Pedagogical support issues
- Are there examples of courses heavily using synchronous sessions?
- Innovations in course materials? eBooks? OERs? etc.
- Anyone doing/discussing portfolios/ePortfolios?
Technology support issues
- Moodle v. Bb. – history, current state, vision for future
- Integration of library resources into the CMSs?
- What web 2.0 tools being used? Any problems with use of cloud storage/sharing tools such as Dropbox, google docs, etc? Social media such as twitter, facebook?
- What tools are used for supporting non-academic group activities?
- Is “let a thousand flowers bloom” working for faculty and students w/regard to instructional technologies? Are things moving toward consolidation/standardization, toward increasing diversity, or stasis?
- Where is there trust/confidence? Where wariness/uncertainty/lack of confidence?
- Who are the key players (individuals & departments)?
- Course outcome measures? (or other statistics being tracked/cited?)
- Are there common student learning outcomes across programs? How are those implemented/taught/measured/tracked?
- Are there different measures/tracking being used for online vs. other courses?
- What is being done that should stop that would enable increases in quantity and/or quality of online education?
- What needs to be started to enable increases in quantity and/or quality of online education? (eg policies, procedures, practices, people, programs, technologies, expectations, fears, misunderstandings, budget)
- What are the bridges between in-person courses and online courses?
- What do I need to wrap my head around about MiraCosta and CCs in general, coming from SDSU and the 4-year world?
- Are people on the same page about MiraCosta’s mission? What is that?
- What are the exemplars/aspirational institutions MiraCosta should look to?
- What are the organizations MiraCosta is/should be part of to help get there?
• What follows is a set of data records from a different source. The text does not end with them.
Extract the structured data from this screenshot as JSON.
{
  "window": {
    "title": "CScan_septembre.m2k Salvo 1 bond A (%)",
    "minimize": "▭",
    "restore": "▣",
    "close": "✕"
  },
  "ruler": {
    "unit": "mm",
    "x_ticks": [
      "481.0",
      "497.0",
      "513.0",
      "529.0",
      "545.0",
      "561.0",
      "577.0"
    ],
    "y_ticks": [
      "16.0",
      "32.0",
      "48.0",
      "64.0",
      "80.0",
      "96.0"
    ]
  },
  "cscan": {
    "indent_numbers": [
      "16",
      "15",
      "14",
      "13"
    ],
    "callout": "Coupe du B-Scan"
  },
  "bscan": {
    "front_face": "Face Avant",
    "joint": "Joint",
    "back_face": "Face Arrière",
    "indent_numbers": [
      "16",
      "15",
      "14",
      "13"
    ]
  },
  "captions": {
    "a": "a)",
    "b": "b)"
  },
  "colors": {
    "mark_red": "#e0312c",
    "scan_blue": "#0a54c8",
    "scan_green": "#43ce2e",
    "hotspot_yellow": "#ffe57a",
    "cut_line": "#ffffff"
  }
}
- Are there areas outside of strictly “online education” where this position could provide leadership/support?
- What are the administrative procedures I should know about? Who are the key getting-things-done people?
- What are the compliance mandates, reporting requirements, regulatory issues, etc. which I need to be aware of/publicize/enforce/compile/create/deflect?
Looking forward to thinking through these and others here, hopefully as part of a community!